I noticed this interesting story that came up this morning over refugees in Germany.
Tubingen is this town down in Baden-Wurttemberg (southern-half of Germany).....with a population of roughly ninety-thousand residents. The chief business around this city is mostly related to the university. It's a shock when you note that the university has almost ten thousand employees and almost twenty-eight thousand students. When you want to talk politics about the town....it's a youth-driven agenda or a university-driven agenda.
Well....the mayor (a Green Party member) has come upon this problem of housing the refugees coming into Tubingen.
There is a little-known law in Germany that allows mayors, under certain conditions, to temporarily seize homes in a local area. As much as I've figured out.....it relates to public safety but there's not a lot of discussion by German legal folks over the application in this sense.
The mayor says if necessary.....he'll seize empty houses within Tubingen and utilize them for several months to handle the incoming refugees to his city.
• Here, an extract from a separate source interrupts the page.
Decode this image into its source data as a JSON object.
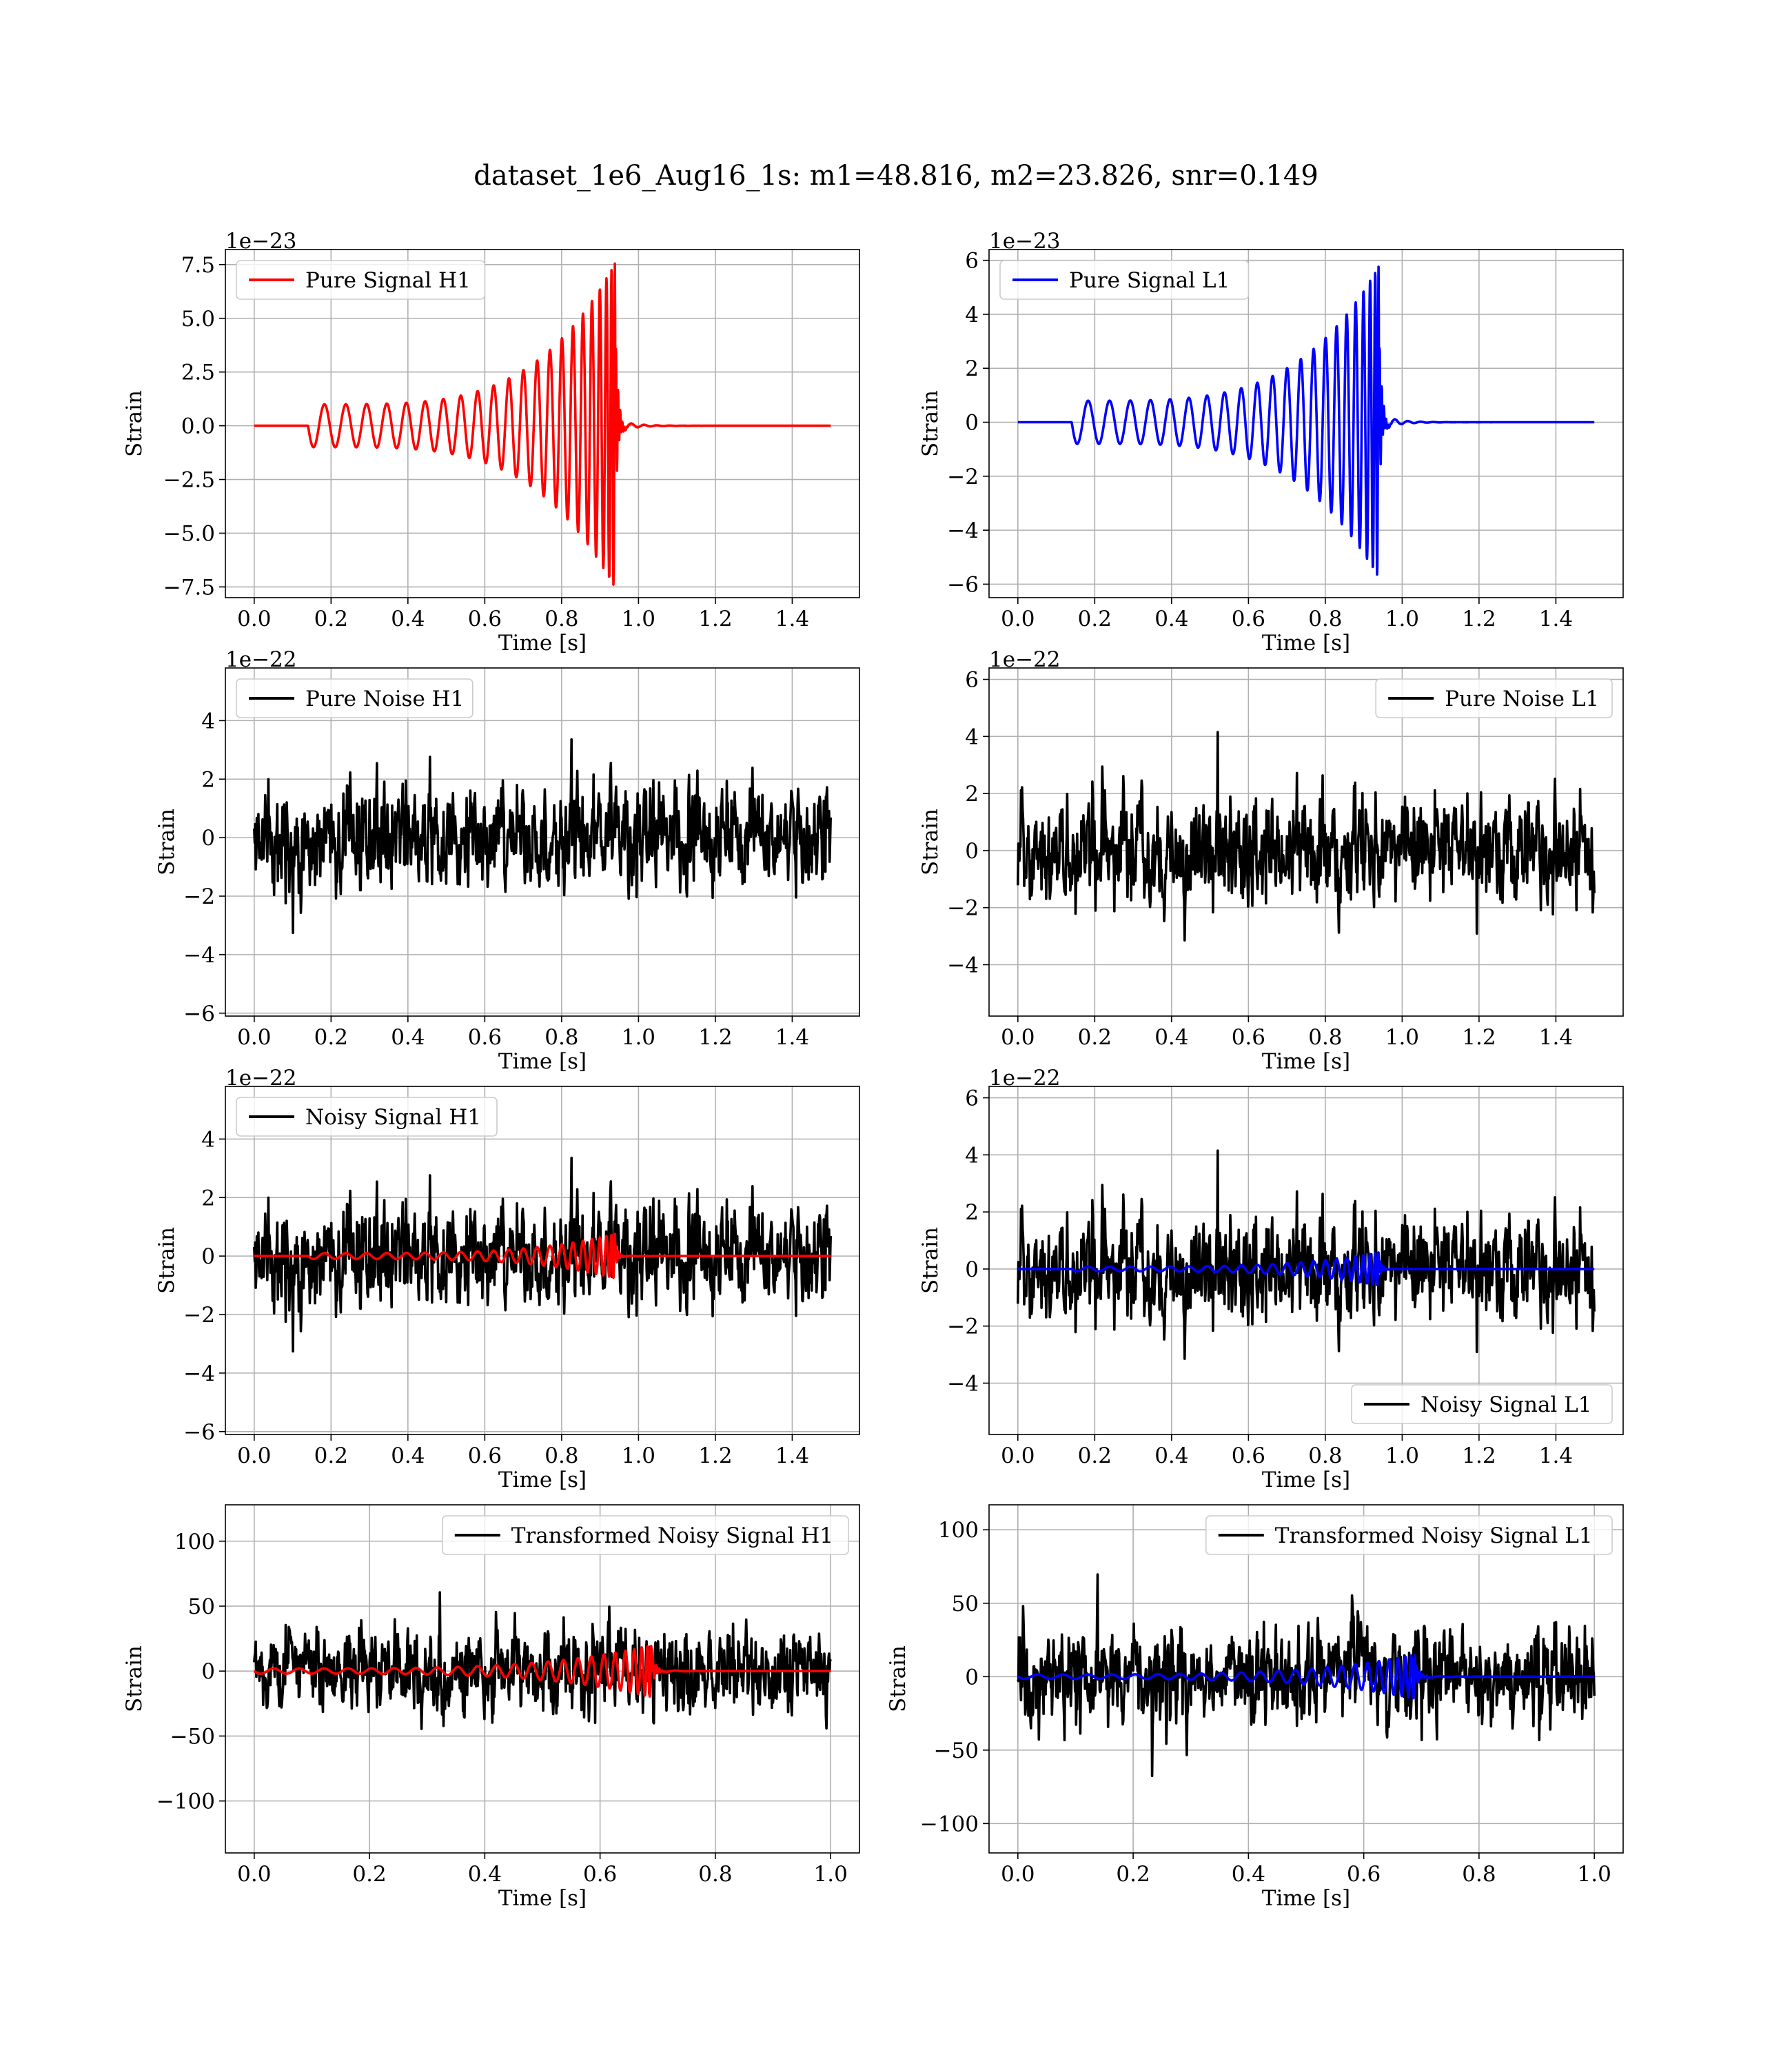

Naturally, this type of talk has triggered some opposition comments over the legality of using state laws to temporarily confiscate private property. After the utilization (say six months of refugee use), then there's the question of damages and how the state pays the private owner for this.
My humble guess is that legal efforts would occur and draw this into a two-year German court battle. The use of the law in this case? It might be employed on one occasion and then get dragged out long enough to make it more of a comedy act than a legal standing.